(C) Let x = price of apple = price of pear, and then 2x = price of melon. Quantity (A) is 8x + 9x + 3(2x) = 17x + 6x = 23x. (B) is 7x + 4x + 6(2x) = 11x + 12x = 23x, as well. So the quantities are equal, (C).

(D) Recall that absolute value equations generally have two solutions. Divide both sides by –2 to obtain |x – 5| = 6. Therefore, x – 5 = 6, or x – 5 = –6. Adding 5 to both sides in each equation yields x = 11 or x = –1. Since one possible x value is greater than 0, while the other is less than 0, there is not enough information to determine, and (D) is correct.

(B) It may appear that there are four choices for the element from Set S times three choices for the element from Set T, making both quantities equal 4 × 3 = 12, choice (C). But when you begin multiplying elements of S by elements of T, notice that many of the products formed are not distinct. For example, 2 × 100 = 4 × 50. So Quantity (A) < 12. In Quantity (B), there are 4 × 3 = 12 distinct sums formed, because the large spread of values in Set T ensures no duplication. Thus, (B) must be greater.

(5) First compute f (1) by finding the point on the graph where x = 1, P, and then reading across horizontally to find the y-value associated with this point, 4. Then f (f (1)) = f (4).
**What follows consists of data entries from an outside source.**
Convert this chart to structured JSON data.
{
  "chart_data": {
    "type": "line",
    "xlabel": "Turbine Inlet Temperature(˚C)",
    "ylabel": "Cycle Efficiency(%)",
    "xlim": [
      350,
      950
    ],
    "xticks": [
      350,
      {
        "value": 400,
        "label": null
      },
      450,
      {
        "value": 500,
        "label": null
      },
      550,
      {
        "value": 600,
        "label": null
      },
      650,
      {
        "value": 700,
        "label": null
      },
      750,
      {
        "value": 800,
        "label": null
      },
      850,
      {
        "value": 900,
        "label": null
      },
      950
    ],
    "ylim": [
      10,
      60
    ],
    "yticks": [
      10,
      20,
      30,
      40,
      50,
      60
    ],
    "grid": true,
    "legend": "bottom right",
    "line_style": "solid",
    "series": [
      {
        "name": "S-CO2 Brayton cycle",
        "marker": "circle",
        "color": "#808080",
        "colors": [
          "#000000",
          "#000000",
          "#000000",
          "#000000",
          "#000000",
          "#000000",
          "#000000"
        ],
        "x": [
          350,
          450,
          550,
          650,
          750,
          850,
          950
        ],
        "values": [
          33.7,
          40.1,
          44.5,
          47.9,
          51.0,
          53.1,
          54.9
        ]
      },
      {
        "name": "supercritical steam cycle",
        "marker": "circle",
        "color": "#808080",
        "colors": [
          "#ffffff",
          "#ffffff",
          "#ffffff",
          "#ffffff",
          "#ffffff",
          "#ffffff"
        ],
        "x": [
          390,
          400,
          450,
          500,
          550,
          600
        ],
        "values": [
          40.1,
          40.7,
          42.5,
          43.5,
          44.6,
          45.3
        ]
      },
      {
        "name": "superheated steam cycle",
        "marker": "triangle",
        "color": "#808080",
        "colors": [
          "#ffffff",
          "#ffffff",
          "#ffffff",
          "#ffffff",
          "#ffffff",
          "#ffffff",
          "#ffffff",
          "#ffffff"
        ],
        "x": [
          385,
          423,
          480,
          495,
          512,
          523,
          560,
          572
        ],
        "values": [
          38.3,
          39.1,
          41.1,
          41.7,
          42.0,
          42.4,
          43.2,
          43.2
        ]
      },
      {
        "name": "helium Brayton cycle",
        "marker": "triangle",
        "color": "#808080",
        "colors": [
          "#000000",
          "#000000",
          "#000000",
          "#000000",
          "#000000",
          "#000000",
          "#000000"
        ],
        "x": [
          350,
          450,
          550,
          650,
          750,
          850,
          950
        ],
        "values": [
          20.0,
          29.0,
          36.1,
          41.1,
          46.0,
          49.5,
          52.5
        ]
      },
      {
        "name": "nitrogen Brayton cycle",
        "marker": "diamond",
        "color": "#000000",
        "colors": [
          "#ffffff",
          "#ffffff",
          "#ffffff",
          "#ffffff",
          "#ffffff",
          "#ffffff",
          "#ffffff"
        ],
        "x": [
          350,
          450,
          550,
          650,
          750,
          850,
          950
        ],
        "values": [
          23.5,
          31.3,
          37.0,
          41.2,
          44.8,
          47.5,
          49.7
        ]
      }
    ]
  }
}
Now find a point on the graph where x = 4, Q, by reading straight up vertically from the number 4 on the x axis. The y-value associated with this point is 5.

(160 ml) The nurse uses 120 ml of the 8% solution, which must contain 120 × .08 = 9.6 ml of acid. Let x = the volume of 15% solution that he or she uses. When the solutions are combined, there will be 120 + x total solution, of which 9.6 + .15x is acid. Since the combined solution is meant to have a 12% concentration, 12% of the total must equal the acid volume. That is, .12(120 + x) = 9.6 + .15x. Then 14.4 + .12x = 9.6 + .15x. Combine like terms by subtracting 9.6 and .12x from each side: 4.8 = .03x. Finally, divide by .03 on each side to obtain 160 ml = x.

($825) The shortcut: the number in front of x—also called the coefficient of x—in the equation c(x) = 3.75x + 180 represents the per item cost. In other words, $3.75 is the price per shirt. So when 995 – 775 = 220 more shirts are bought, the cost differential is 3.75 × 220 = $825.
*The cost of 995 shirts is c(995) = 3.75(995) + 180 = $3,911.25. The cost of 775 shirts is c(775) = 3.75(775) + 180 = $3,086.25. The difference is 3,911.25 − 3,086.25 = $825.

(1,356) If x alone accounts for at least 80% of total spending, then x ≥ .80 × (339 + x). Distribute the .8, and x ≥ 271.2 + .8x. Subtract .8x from both sides to obtain .2x ≥ 271.2. Finally, divide both sides by .2, and x ≥ 1,356.

(B, C, D, E)

Find the minimum Zoe could have spent by choosing the least price for both books and magazines. Then her total is 4 × 5 + 5 × 3 = 20 + 15 = $35. Find the maximum expenditure by choosing the greatest price for both books and magazines. Then her total is 4 × 10 + 5 × 5 = 40 + 25 = $65.

So she spent from $35 to $65, (B), (C), (D), and (E).